Step 5: Corrosion & Weathering

Now it’s time for the weathering. I more or less sponge Typhus Corrosion onto the model around the legs and on any exposed Leadbelcher parts. I want to generally keep more of the corrosion toward the bottom of the model. Either way it’ll look stained and crustier.

Step 6: Final Details

There’s a lot to pick out at this stage, but none of it’s too complicated. Let’s run through the elements and how they’re handled:

  • Tentacles and Tongues: Highlight with Emperor’s Children, doing a blend with Bugman’s Glow. These will later get slathered in Nurgle’s Rot. The power cabling I will also hit with Bugman’s Glow again as a highlight. The pink in these spots really stands out and looks appropriately gross against the green, and it’ll take a sickly color if I hit it with Nurgle’s Rot later that can be effective, but will make the colors more muted.
  • Rusted Metal: I’ll drybrush the Typhus Corrosion spots with Ryza Rust, then if it’s a plague weapon I’ll cover it in Nurgle’s Rot. later on.
  • Teeth and Horns: I highlight these first with Rakarth Flesh, then later with Reaper Polished Bone.
  • Gold/Bronze Trim and parts: This is a two-stage process. First is was parts of the metal – usually the areas around rivets or anywhere water might pool on the surface – with Nihilakh Oxide, going light on the paint here (less is more). Then I’ll come back and hit the raised edges of the trim with a small amount of Retributor Armour to have a few spots of classic gold poking through.
  • Buboes: I put a dot of Flash Gitz Yellow on these, then cover them in Nurgle’s Rot so they take on a slimy, green look.
  • Visor: Not all Death Guard models have this but when they do I paint the visor with Mephiston Red and then highlight that with Evil Sunz Scarlet.

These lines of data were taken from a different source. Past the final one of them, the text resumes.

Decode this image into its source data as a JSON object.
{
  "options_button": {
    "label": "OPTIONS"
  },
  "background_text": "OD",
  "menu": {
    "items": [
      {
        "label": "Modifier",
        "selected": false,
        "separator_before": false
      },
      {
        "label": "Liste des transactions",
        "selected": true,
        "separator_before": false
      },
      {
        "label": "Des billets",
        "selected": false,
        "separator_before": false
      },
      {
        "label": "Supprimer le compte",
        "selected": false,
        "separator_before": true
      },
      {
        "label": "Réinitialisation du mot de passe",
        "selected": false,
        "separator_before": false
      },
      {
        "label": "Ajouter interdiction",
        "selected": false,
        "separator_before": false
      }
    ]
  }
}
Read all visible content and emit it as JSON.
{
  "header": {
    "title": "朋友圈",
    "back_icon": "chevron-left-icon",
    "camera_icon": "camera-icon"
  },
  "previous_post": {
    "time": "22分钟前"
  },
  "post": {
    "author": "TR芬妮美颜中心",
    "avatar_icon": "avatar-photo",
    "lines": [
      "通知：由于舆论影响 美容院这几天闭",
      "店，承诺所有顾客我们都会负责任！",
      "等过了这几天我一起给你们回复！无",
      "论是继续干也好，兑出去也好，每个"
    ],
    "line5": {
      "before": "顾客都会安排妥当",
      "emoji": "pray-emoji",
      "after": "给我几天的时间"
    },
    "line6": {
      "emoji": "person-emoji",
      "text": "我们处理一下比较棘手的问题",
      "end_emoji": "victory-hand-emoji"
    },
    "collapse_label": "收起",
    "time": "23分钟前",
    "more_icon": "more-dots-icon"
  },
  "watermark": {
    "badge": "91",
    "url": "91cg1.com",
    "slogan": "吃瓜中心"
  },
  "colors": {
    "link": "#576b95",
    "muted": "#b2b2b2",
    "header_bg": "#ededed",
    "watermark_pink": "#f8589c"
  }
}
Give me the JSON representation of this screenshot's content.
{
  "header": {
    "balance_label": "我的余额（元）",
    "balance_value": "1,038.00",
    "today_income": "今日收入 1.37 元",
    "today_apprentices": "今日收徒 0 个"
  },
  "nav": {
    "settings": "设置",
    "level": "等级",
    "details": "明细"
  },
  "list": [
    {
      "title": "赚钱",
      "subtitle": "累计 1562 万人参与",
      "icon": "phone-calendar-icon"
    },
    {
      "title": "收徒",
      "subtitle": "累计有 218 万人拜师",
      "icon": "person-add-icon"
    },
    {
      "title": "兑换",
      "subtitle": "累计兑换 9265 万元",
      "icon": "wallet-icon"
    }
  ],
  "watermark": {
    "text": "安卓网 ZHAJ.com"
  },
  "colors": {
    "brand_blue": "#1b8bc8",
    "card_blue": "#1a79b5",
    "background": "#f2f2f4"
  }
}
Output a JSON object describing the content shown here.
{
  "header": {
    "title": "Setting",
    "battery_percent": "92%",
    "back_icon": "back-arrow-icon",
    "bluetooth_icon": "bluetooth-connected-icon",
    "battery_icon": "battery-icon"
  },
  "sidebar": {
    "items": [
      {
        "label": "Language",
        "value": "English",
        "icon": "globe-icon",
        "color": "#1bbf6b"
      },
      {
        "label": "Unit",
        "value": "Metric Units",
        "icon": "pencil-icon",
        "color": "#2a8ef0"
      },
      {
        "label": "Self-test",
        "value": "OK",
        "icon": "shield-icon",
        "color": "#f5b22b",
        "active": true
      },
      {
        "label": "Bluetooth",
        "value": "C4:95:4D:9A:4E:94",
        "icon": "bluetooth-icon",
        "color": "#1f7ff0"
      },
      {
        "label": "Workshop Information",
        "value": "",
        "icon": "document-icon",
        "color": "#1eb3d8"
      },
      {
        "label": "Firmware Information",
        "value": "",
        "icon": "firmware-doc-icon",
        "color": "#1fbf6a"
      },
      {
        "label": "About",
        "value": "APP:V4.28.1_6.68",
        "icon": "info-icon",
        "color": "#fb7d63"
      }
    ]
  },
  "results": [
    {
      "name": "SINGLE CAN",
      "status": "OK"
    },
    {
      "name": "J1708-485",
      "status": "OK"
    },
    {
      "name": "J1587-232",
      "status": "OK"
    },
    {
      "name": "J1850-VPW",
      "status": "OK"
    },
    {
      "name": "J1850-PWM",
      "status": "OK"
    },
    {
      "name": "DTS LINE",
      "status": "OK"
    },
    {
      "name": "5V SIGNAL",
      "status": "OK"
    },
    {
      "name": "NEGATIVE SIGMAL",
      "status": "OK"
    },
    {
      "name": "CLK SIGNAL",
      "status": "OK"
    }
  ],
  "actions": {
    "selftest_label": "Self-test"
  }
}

At this point the model is basically done. Base the model to taste and then you’re all set. I added a bit of freehand to the open shoulder pad, but most of the Death Guard kits don’t give you this much open space – this is a guy I had left over from a Black Legion conversion project and so he has a Chosen shoulder pad. The end result is pretty striking and it’s easy to line up several of these guys at once – lay down all your greens, then all your metal, all your gold/trim, and all of your tentacles/buboes, then wash them all with Agrax and come back and pick out details and do weathering on models individually.